As a general rule, things that are alive and healthy will reproduce and exist for generations into the future as life reproduces according to its kind. Finding intertestamentary works, that have not been seen for thousands of years, in caves, under rocks, and in clay jars in arias forgotten about and uninhabited may not always be a blessing because the wicked are like chaff that dries up and is blown away (Psalm 1:4). When Jesus Christ saw a fig tree that did not produce any fruit, he cursed it and it died almost instantly (Mark 11:21), and today in the land of Palestine that many intertestamentary texts have been found in that had been lost for thousands of years even the land has become so strongly cursed that it no longer flows with milk and honey but instead is like a big desert without even many of the animals mentioned in the Bible that had been indigenous to the land (Scott, 42).
As a result of the fate that befalls the wicked, the worst intertestamentary literature has often been lost for thousands of years without the notice of history like in the case of the Nag Hammadi Library. The better literature has stayed with us throughout the generations kept in the closet like in the case of Josephus and Philo. The best intertestamentary literature is the Apocrypha because not only has it been used for centuries by Greek speaking Jews in the form of the Septuagint prior to the New Testament (the Septuagint would have even been instrumental in evangelizing Greek Jews during the time of early Christianity), but also the text of the Apocrypha is included in the Latin Vulgate that not only has had three times the number of years of daily use as the King James Bible (over a millennium and a half for the Vulgate) but also was painstakingly translated by Jerome that spent decades of diligent constant work making the Vulgate so that the Bible could be made available in the common language of Latin so that the common person could have availability to the Word of God.

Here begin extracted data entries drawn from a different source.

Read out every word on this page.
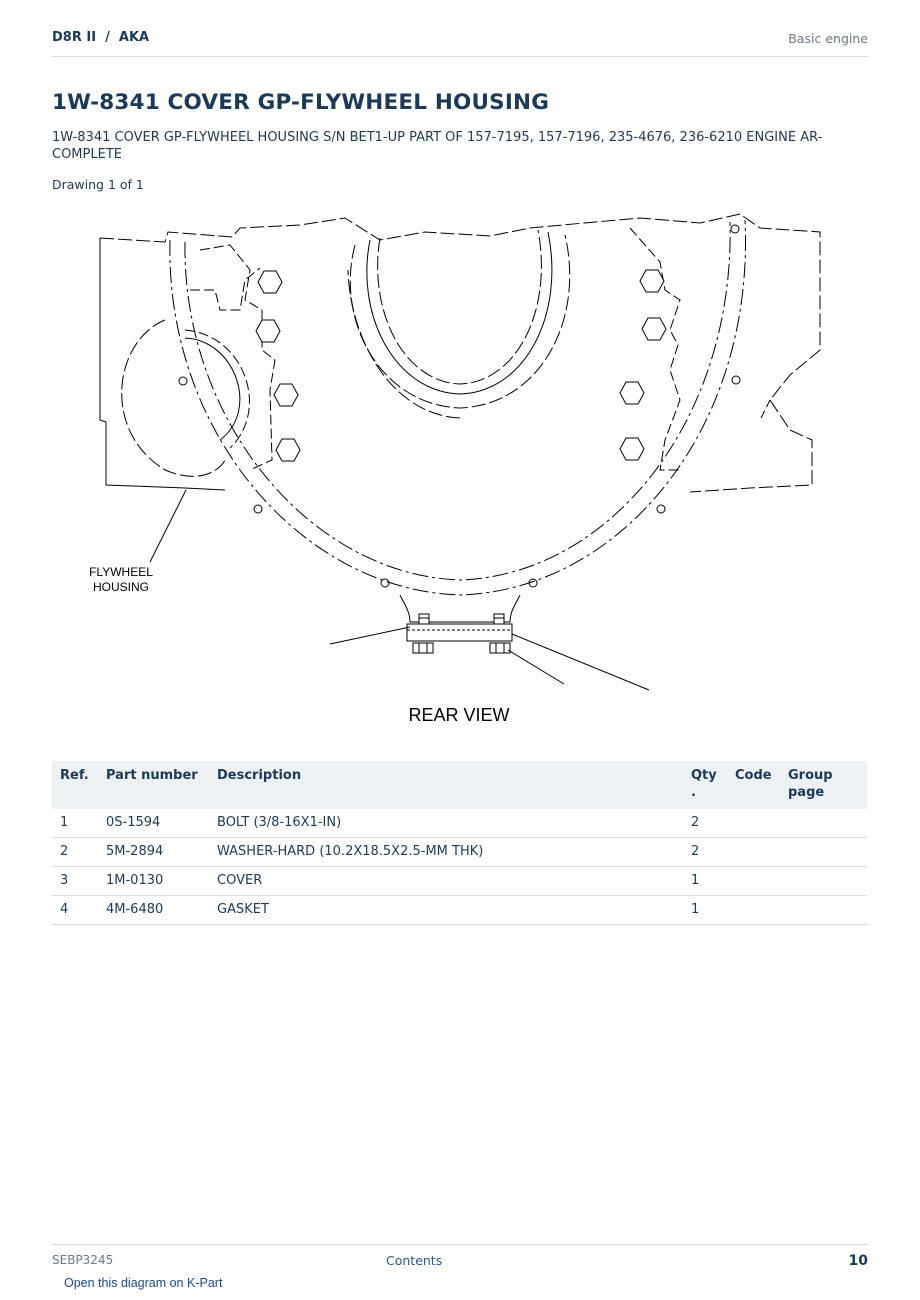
D8R II  /  AKA	Basic engine
1W-8341 COVER GP-FLYWHEEL HOUSING
1W-8341 COVER GP-FLYWHEEL HOUSING S/N BET1-UP PART OF 157-7195, 157-7196, 235-4676, 236-6210 ENGINE AR-COMPLETE
Drawing 1 of 1
FLYWHEEL
HOUSING
REAR VIEW
Ref.	Part number	Description	Qty .	Code	Group page
1	0S-1594	BOLT (3/8-16X1-IN)	2		
2	5M-2894	WASHER-HARD (10.2X18.5X2.5-MM THK)	2		
3	1M-0130	COVER	1		
4	4M-6480	GASKET	1		
SEBP3245	Contents	10
Open this diagram on K-Part
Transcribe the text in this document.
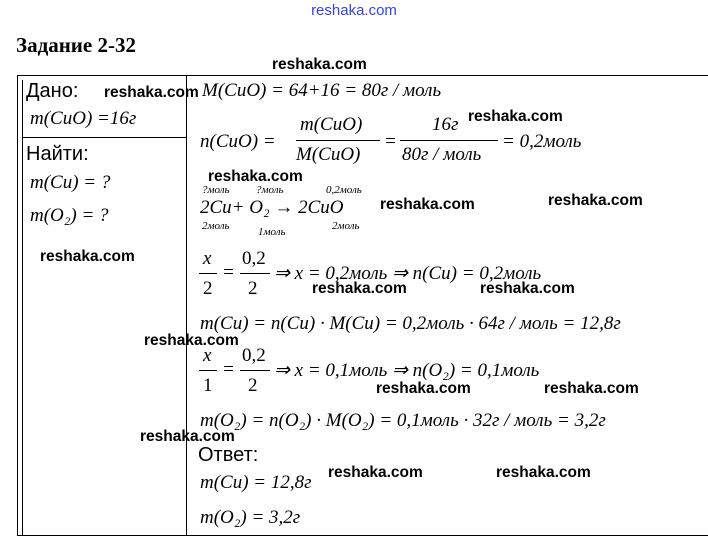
reshaka.com
Задание 2-32
Дано:
m(CuO) =16г
Найти:
m(Cu) = ?
m(O₂) = ?
M(CuO) = 64+16 = 80г / моль
n(CuO) =
m(CuO)
M(CuO)
=
16г
80г / моль
= 0,2моль
?моль ?моль	0,2моль
2Cu+ O₂ → 2CuO
2моль	1моль	2моль
x
2
=
0,2
2
⇒ x = 0,2моль ⇒ n(Cu) = 0,2моль
m(Cu) = n(Cu) · M(Cu) = 0,2моль · 64г / моль = 12,8г
x
1
=
0,2
2
⇒ x = 0,1моль ⇒ n(O₂) = 0,1моль
m(O₂) = n(O₂) · M(O₂) = 0,1моль · 32г / моль = 3,2г
Ответ:
m(Cu) = 12,8г
m(O₂) = 3,2г
reshaka.com
reshaka.com
reshaka.com
reshaka.com
reshaka.com	reshaka.com
reshaka.com
reshaka.com	reshaka.com
reshaka.com
reshaka.com	reshaka.com
reshaka.com
reshaka.com	reshaka.com
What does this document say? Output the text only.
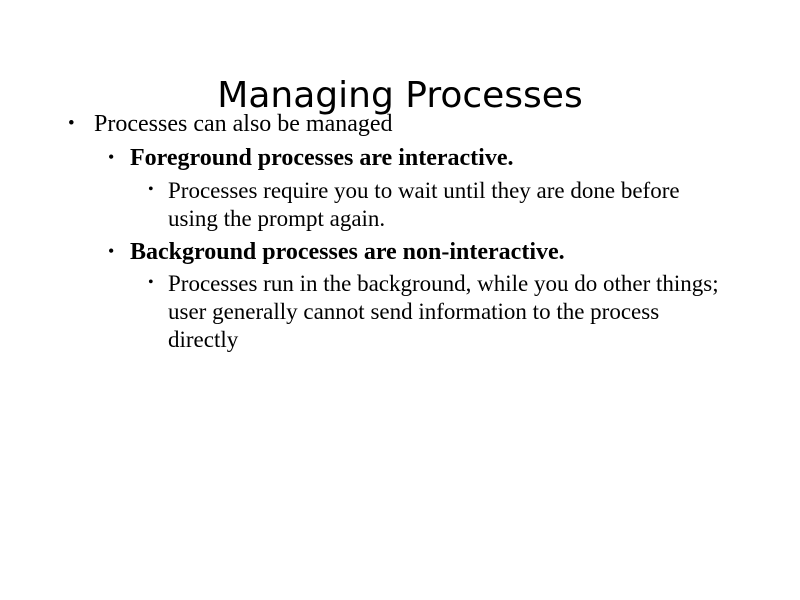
Managing Processes
• Processes can also be managed
• Foreground processes are interactive.
• Processes require you to wait until they are done before using the prompt again.
• Background processes are non-interactive.
• Processes run in the background, while you do other things; user generally cannot send information to the process directly
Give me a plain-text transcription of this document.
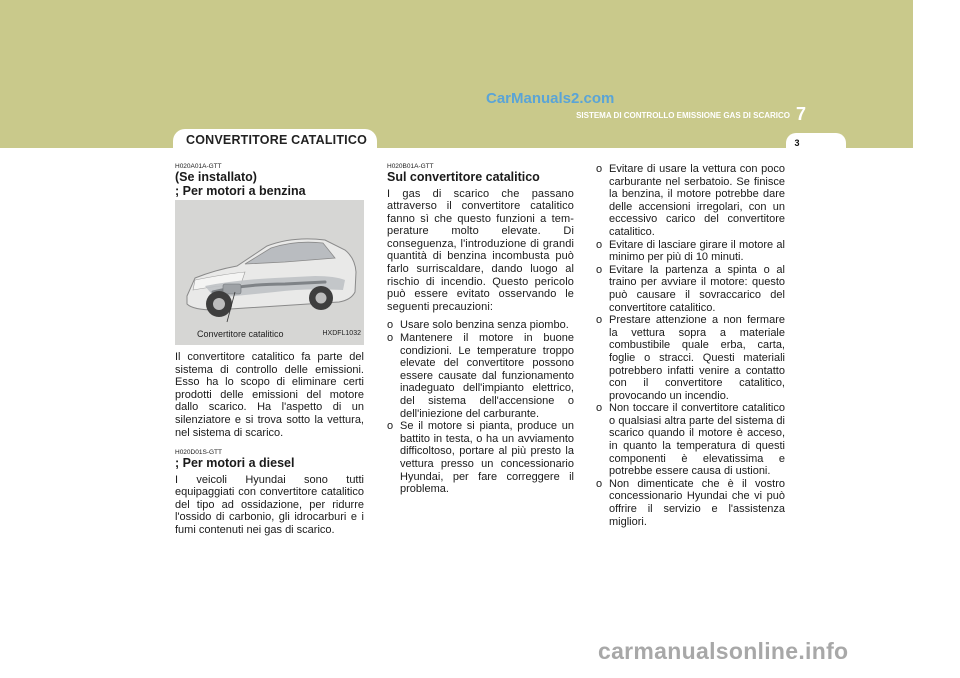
CarManuals2.com
SISTEMA DI CONTROLLO EMISSIONE GAS DI SCARICO 7
3
CONVERTITORE CATALITICO

H020A01A-GTT

(Se installato)

; Per motori a benzina

Convertitore catalitico	HXDFL1032

Il convertitore catalitico fa parte del sistema di controllo delle emissioni. Esso ha lo scopo di eliminare certi prodotti delle emissioni del motore dallo scarico. Ha l'aspetto di un silenziatore e si trova sotto la vettura, nel sistema di scarico.

H020D01S-GTT

; Per motori a diesel

I veicoli Hyundai sono tutti equipaggiati con convertitore catalitico del tipo ad ossidazione, per ridurre l'ossido di carbonio, gli idrocarburi e i fumi contenuti nei gas di scarico.

H020B01A-GTT

Sul convertitore catalitico

I gas di scarico che passano attraverso il convertitore catalitico fanno sì che questo funzioni a tem-perature molto elevate. Di conseguenza, l'introduzione di grandi quantità di benzina incombusta può farlo surriscaldare, dando luogo al rischio di incendio. Questo pericolo può essere evitato osservando le seguenti precauzioni:

o Usare solo benzina senza piombo.
o Mantenere il motore in buone condizioni. Le temperature troppo elevate del convertitore possono essere causate dal funzionamento inadeguato dell'impianto elettrico, del sistema dell'accensione o dell'iniezione del carburante.
o Se il motore si pianta, produce un battito in testa, o ha un avviamento difficoltoso, portare al più presto la vettura presso un concessionario Hyundai, per fare correggere il problema.
o Evitare di usare la vettura con poco carburante nel serbatoio. Se finisce la benzina, il motore potrebbe dare delle accensioni irregolari, con un eccessivo carico del convertitore catalitico.
o Evitare di lasciare girare il motore al minimo per più di 10 minuti.
o Evitare la partenza a spinta o al traino per avviare il motore: questo può causare il sovraccarico del convertitore catalitico.
o Prestare attenzione a non fermare la vettura sopra a materiale combustibile quale erba, carta, foglie o stracci. Questi materiali potrebbero infatti venire a contatto con il convertitore catalitico, provocando un incendio.
o Non toccare il convertitore catalitico o qualsiasi altra parte del sistema di scarico quando il motore è acceso, in quanto la temperatura di questi componenti è elevatissima e potrebbe essere causa di ustioni.
o Non dimenticate che è il vostro concessionario Hyundai che vi può offrire il servizio e l'assistenza migliori.
carmanualsonline.info
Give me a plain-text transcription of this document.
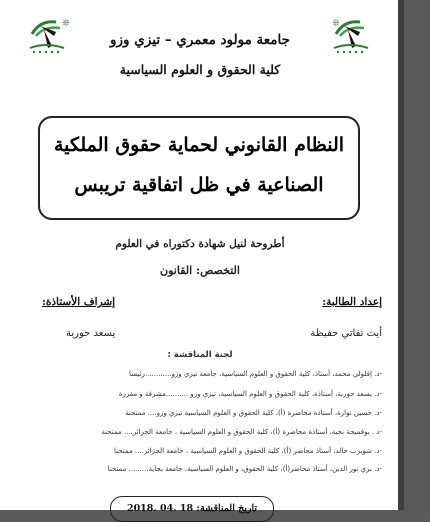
❊	❊
جامعة مولود معمري – تيزي وزو
كلية الحقوق و العلوم السياسية
النظام القانوني لحماية حقوق الملكية
الصناعية في ظل اتفاقية تريبس
أطروحة لنيل شهادة دكتوراه في العلوم
التخصص: القانون
إعداد الطالبة:
إشراف الأستاذة:
أيت تفاتي حفيظة
يسعد حورية
لجنة المناقشة :
-د. إقلولي محمد، أستاذ، كلية الحقوق و العلوم السياسية، جامعة تيزي وزو............رئيسا
-د. يسعد حورية، أستاذة، كلية الحقوق و العلوم السياسية، تيزي وزو ..........مشرفة و مقررة
-د. حسين نوارة، أستاذة محاضرة (أ)، كلية الحقوق و العلوم السياسية تيزي وزو.... ممتحنة
-د . بوقميجة نجية، أستاذة محاضرة (أ)، كلية الحقوق و العلوم السياسية ، جامعة الجزائر.... ممتحنة
-د. شويرب خالد، أستاذ محاضر (أ)، كلية الحقوق و العلوم السياسية ، جامعة الجزائر.... ممتحنا
-د. بري نور الدين، أستاذ محاضر(أ)، كلية الحقوق، و العلوم السياسية، جامعة بجاية......... ممتحنا
تاريخ المناقشة: 18 .04 .2018
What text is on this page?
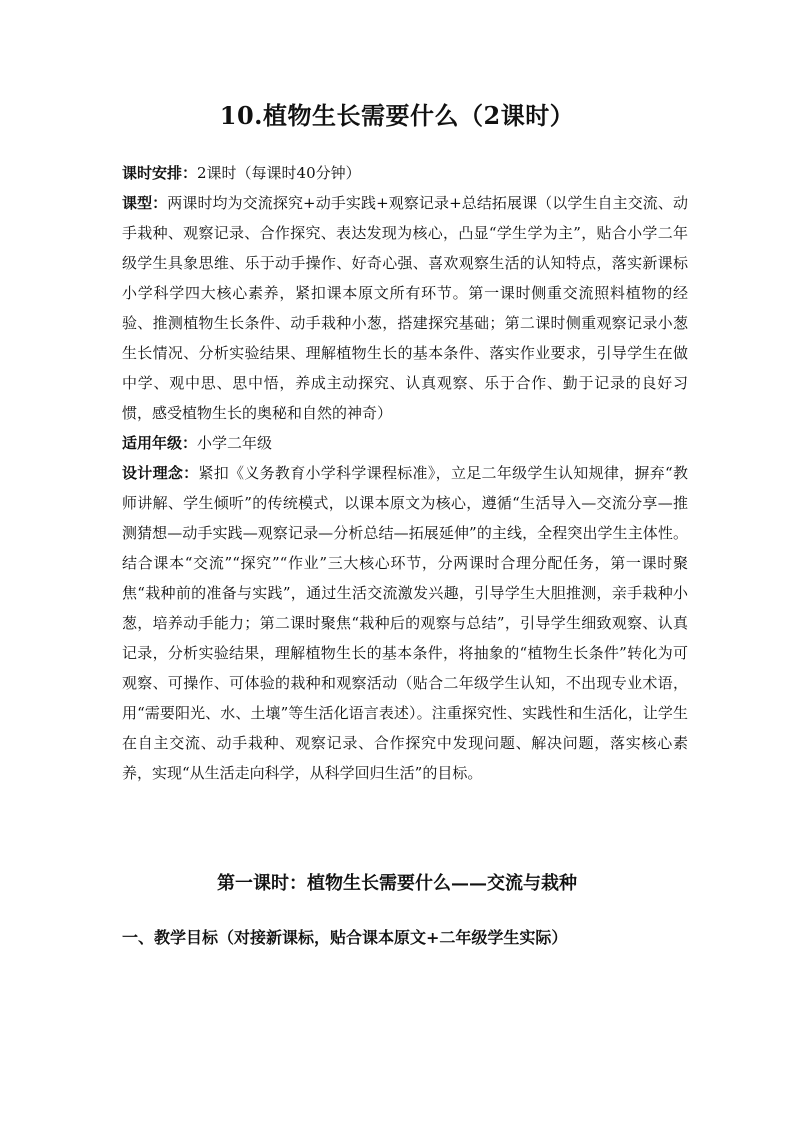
10.植物生长需要什么（2课时）

课时安排：2课时（每课时40分钟）

课型：两课时均为交流探究+动手实践+观察记录+总结拓展课（以学生自主交流、动手栽种、观察记录、合作探究、表达发现为核心，凸显“学生学为主”，贴合小学二年级学生具象思维、乐于动手操作、好奇心强、喜欢观察生活的认知特点，落实新课标小学科学四大核心素养，紧扣课本原文所有环节。第一课时侧重交流照料植物的经验、推测植物生长条件、动手栽种小葱，搭建探究基础；第二课时侧重观察记录小葱生长情况、分析实验结果、理解植物生长的基本条件、落实作业要求，引导学生在做中学、观中思、思中悟，养成主动探究、认真观察、乐于合作、勤于记录的良好习惯，感受植物生长的奥秘和自然的神奇）

适用年级：小学二年级

设计理念：紧扣《义务教育小学科学课程标准》，立足二年级学生认知规律，摒弃“教师讲解、学生倾听”的传统模式，以课本原文为核心，遵循“生活导入—交流分享—推测猜想—动手实践—观察记录—分析总结—拓展延伸”的主线，全程突出学生主体性。结合课本“交流”“探究”“作业”三大核心环节，分两课时合理分配任务，第一课时聚焦“栽种前的准备与实践”，通过生活交流激发兴趣，引导学生大胆推测，亲手栽种小葱，培养动手能力；第二课时聚焦“栽种后的观察与总结”，引导学生细致观察、认真记录，分析实验结果，理解植物生长的基本条件，将抽象的“植物生长条件”转化为可观察、可操作、可体验的栽种和观察活动（贴合二年级学生认知，不出现专业术语，用“需要阳光、水、土壤”等生活化语言表述）。注重探究性、实践性和生活化，让学生在自主交流、动手栽种、观察记录、合作探究中发现问题、解决问题，落实核心素养，实现“从生活走向科学，从科学回归生活”的目标。

第一课时：植物生长需要什么——交流与栽种
一、教学目标（对接新课标，贴合课本原文+二年级学生实际）
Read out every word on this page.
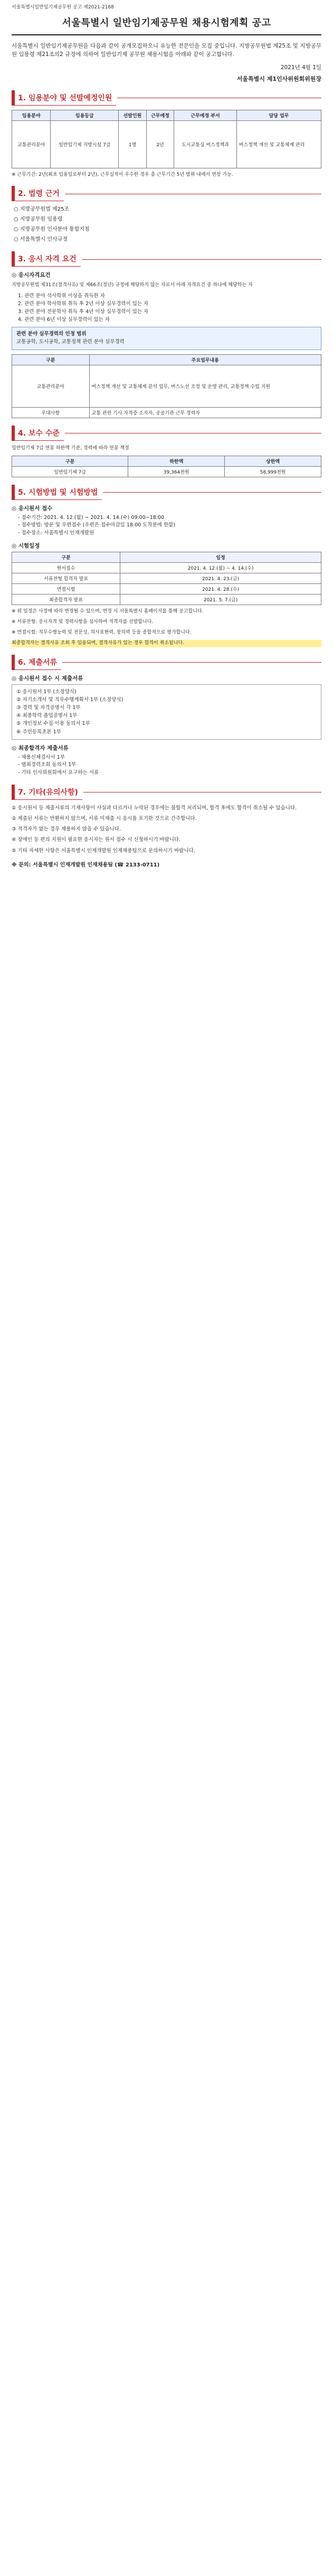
서울특별시일반임기제공무원 공고 제2021-2168
서울특별시 일반임기제공무원 채용시험계획 공고
서울특별시 일반임기제공무원을 다음과 같이 공개모집하오니 유능한 전문인을 모집 중입니다. 지방공무원법 제25조 및 지방공무원 임용령 제21조의2 규정에 의하여 일반임기제 공무원 채용시험을 아래와 같이 공고합니다.
2021년 4월 1일
서울특별시 제1인사위원회위원장
1. 임용분야 및 선발예정인원
임용분야	임용등급	선발인원	근무예정	근무예정 부서	담당 업무
교통관리분야	일반임기제 지방시설 7급	1명	2년	도시교통실 버스정책과	버스정책 개선 및 교통체계 관리
※ 근무기간: 2년(최초 임용일로부터 2년), 근무실적이 우수한 경우 총 근무기간 5년 범위 내에서 연장 가능.
2. 법령 근거
○ 지방공무원법 제25조
○ 지방공무원 임용령
○ 지방공무원 인사분야 통합지침
○ 서울특별시 인사규정
3. 응시 자격 요건
◎ 응시자격요건
지방공무원법 제31조(결격사유) 및 제66조(정년) 규정에 해당하지 않는 자로서 아래 자격요건 중 하나에 해당하는 자
1. 관련 분야 석사학위 이상을 취득한 자
2. 관련 분야 학사학위 취득 후 2년 이상 실무경력이 있는 자
3. 관련 분야 전문학사 취득 후 4년 이상 실무경력이 있는 자
4. 관련 분야 6년 이상 실무경력이 있는 자
관련 분야 실무경력의 인정 범위
교통공학, 도시공학, 교통정책 관련 분야 실무경력
구분	주요업무내용
교통관리분야	버스정책 개선 및 교통체계 분석 업무, 버스노선 조정 및 운영 관리, 교통정책 수립 지원
우대사항	교통 관련 기사 자격증 소지자, 공공기관 근무 경력자
4. 보수 수준
일반임기제 7급 연봉 하한액 기준, 경력에 따라 연봉 책정
구분	하한액	상한액
일반임기제 7급	39,364천원	58,999천원
5. 시험방법 및 시험방법
◎ 응시원서 접수
- 접수기간: 2021. 4. 12.(월) ~ 2021. 4. 14.(수) 09:00~18:00
- 접수방법: 방문 및 우편접수 (우편은 접수마감일 18:00 도착분에 한함)
- 접수장소: 서울특별시 인재개발원
◎ 시험일정
구분	일정
원서접수	2021. 4. 12.(월) ~ 4. 14.(수)
서류전형 합격자 발표	2021. 4. 23.(금)
면접시험	2021. 4. 28.(수)
최종합격자 발표	2021. 5. 7.(금)
※ 위 일정은 사정에 따라 변경될 수 있으며, 변경 시 서울특별시 홈페이지를 통해 공고합니다.
※ 서류전형: 응시자격 및 경력사항을 심사하여 적격자를 선발합니다.
※ 면접시험: 직무수행능력 및 전문성, 의사표현력, 창의력 등을 종합적으로 평가합니다.
최종합격자는 결격사유 조회 후 임용되며, 결격사유가 있는 경우 합격이 취소됩니다.
6. 제출서류
◎ 응시원서 접수 시 제출서류
① 응시원서 1부 (소정양식)
② 자기소개서 및 직무수행계획서 1부 (소정양식)
③ 경력 및 자격증명서 각 1부
④ 최종학력 졸업증명서 1부
⑤ 개인정보 수집·이용 동의서 1부
⑥ 주민등록초본 1부
◎ 최종합격자 제출서류
- 채용신체검사서 1부
- 범죄경력조회 동의서 1부
- 기타 인사위원회에서 요구하는 서류
7. 기타(유의사항)
① 응시원서 등 제출서류의 기재사항이 사실과 다르거나 누락된 경우에는 불합격 처리되며, 합격 후에도 합격이 취소될 수 있습니다.
② 제출된 서류는 반환하지 않으며, 서류 미제출 시 응시를 포기한 것으로 간주합니다.
③ 적격자가 없는 경우 채용하지 않을 수 있습니다.
④ 장애인 등 편의 지원이 필요한 응시자는 원서 접수 시 신청하시기 바랍니다.
⑤ 기타 자세한 사항은 서울특별시 인재개발원 인재채용팀으로 문의하시기 바랍니다.
※ 문의: 서울특별시 인재개발원 인재채용팀 (☎ 2133-0711)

Although the apocrypha has a long legacy of timeless value and reception, what remains true is that the apocrypha is not perhaps as reflective of the history and thinking of the Jews between the two testaments as what Josephus would for example be who sought to write a careful history or like Philo would be who worked diligently to reconcile the thoughts of the Greek intellectuals with the Hebrew patriarchs. The confusion brought by competing cultures, lack of the education of the masses, and wickedness of the ancient world made for a combination of problems such that some elements of historical record and intellectual thought may not in any way correspond to reality at all but instead could be invented for political reasons (note for example the story of the burning of the Temple of Artemis that has no supporting archeology for its recorded destruction by fire, the lost city of Atlantis noted by Plato that most likely did not exist, and even the concept of the Aryan race from our time). Overall, out of the incredible political works of the Dead Sea Scrolls, the incredible fantasy works of the Nag Hammadi Library made my Gnostics, the Talmud made by disgruntled Pharisees after the destruction of the second temple to reflect upon the, 'good old days', and other such works of extreme purpose, Philo and Josephus only do better for our edification in the details that they convey for trying to reconstruct the past, so for this reason the apocrypha and perhaps even the Targums similarly give more trustworthy reflection into the intertestamentary period because of their trusted reception and historical use.
Bibliography:
Lea, Thomas, and David Alan Black. The New Testament: Its Background and Message, 2nd ed. Nashville, Tennessee: H&B Academic, 2003.
Scott, Julius. Jewish Background of the New Testement. Grand Rapids, Mishigan: Baker Academic, 1995.